If you do know of an argument somewhere that says that Bush actually lost the popular vote in 2004 to Kerry (as opposed to just losing Ohio), I'd be interested to see it.

Interesting that Bush introduced Abbas as the head of the PLO - first because there isn't a Palestinian state for him to be the head of, and second, because he can't even claim to be a legitimate representative of a Palestinian "entity", since Hamas won the elections (although not Ohio). The closest historical analogy I can imagine would be peace talks on the deck of the Battleship Missouri between General Tojo representing the Empire of Japan and Wendell Willkie representing the Republican Party. Or how about General Lee negotiating an armistice with General George McClellan, representative of the Democratic Party?

You might read this article: http://www.rollingstone.com/news/story/10432334/was_the_2004_election_stolen

Here is an excerpt:

"But what is most anomalous about the irregularities in 2004 was their decidedly partisan bent: Almost without exception they hurt John Kerry and benefited George Bush. After carefully examining the evidence, I've become convinced that the president's party mounted a massive, coordinated campaign to subvert the will of the people in 2004. Across the country, Republican election officials and party stalwarts employed a wide range of illegal and unethical tactics to fix the election. A review of the available data reveals that in Ohio alone, at least 357,000 voters, the overwhelming majority of them Democratic, were prevented from casting ballots or did not have their votes counted in 2004(12) -- more than enough to shift the results of an election decided by 118,601 votes.(13) (See Ohio's Missing Votes) In what may be the single most astounding fact from the election, one in every four Ohio citizens who registered to vote in 2004 showed up at the polls only to discover that they were not listed on the rolls, thanks to GOP efforts to stem the unprecedented flood of Democrats eager to cast ballots.(14) And that doesn’t even take into account the troubling evidence of outright fraud, which indicates that upwards of 80,000 votes for Kerry were counted instead for Bush. That alone is a swing of more than 160,000 votes -- enough to have put John Kerry in the White House.(15)"
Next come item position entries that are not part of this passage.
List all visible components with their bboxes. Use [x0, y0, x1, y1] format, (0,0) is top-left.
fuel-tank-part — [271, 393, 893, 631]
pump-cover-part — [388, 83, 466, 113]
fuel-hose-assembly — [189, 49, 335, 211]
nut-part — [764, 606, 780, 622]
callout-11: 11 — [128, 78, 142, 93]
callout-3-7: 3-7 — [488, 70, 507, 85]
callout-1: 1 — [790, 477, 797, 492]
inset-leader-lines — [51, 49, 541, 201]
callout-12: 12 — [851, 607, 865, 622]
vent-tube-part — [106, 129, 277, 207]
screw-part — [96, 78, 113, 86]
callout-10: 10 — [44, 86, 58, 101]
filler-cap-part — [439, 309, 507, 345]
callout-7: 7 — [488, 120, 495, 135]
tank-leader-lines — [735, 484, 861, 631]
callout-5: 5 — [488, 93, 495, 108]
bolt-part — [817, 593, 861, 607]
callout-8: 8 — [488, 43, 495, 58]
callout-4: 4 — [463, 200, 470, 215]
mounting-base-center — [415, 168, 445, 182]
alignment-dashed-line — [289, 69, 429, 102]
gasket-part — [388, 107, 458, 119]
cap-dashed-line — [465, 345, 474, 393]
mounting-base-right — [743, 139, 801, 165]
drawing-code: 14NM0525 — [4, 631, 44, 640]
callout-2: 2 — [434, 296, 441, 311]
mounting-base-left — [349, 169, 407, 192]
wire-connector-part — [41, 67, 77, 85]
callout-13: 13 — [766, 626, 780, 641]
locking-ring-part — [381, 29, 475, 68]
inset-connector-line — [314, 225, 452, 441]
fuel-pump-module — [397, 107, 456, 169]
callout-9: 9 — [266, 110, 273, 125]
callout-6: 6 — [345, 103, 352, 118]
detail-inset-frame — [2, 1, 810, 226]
Much of Kennedy's article is about Ohio, but he reports that the exit polls across the country were way off, in a way they never had been before.

Here is another excerpt:

'The lone news anchor who seriously questioned the integrity of the 2004 election was Keith Olbermann of MSNBC. I asked him why he stood against the tide. ''I was a sports reporter, so I was used to dealing with numbers,'' he said. ''And the numbers made no sense. Kerry had an insurmountable lead in the exit polls on Election Night -- and then everything flipped.'' Olbermann believes that his journalistic colleagues fell down on the job. ''I was stunned by the lack of interest by investigative reporters,'' he said. ''The Republicans shut down Warren County, allegedly for national security purposes -- and no one covered it. Shouldn't someone have sent a camera and a few reporters out there?'''

Mark

Thanks--that's certainly an exhaustive reference. I don't think there's much doubt that the Republicans are (and have been) engaged in dirty tricks around elections, as Greg Palast has documented. I just don't think it would have been enough to account for the difference of 3 million votes.

Also, one of the key points in my mind is that all of the people who've spent so much time investigating and documenting election abuses by the Republicans are completely absent when it comes to investigating and documenting the numerous abuses the Democrats committed in trying to balk Nader's candidacy in 2004. This doesn't negate what they're saying about the 2004 elections, but it does reveal their partisan stance. I doubt that they'd care about disenfranchisement if it were happening to Republican voters, just as they don't seem to care what their party did to Nader voters in 2004.

It's definitely true that elections in this country are seriously broken, though, and I'd agree that we'll never know what the real totals for 2004 (or 2000) were.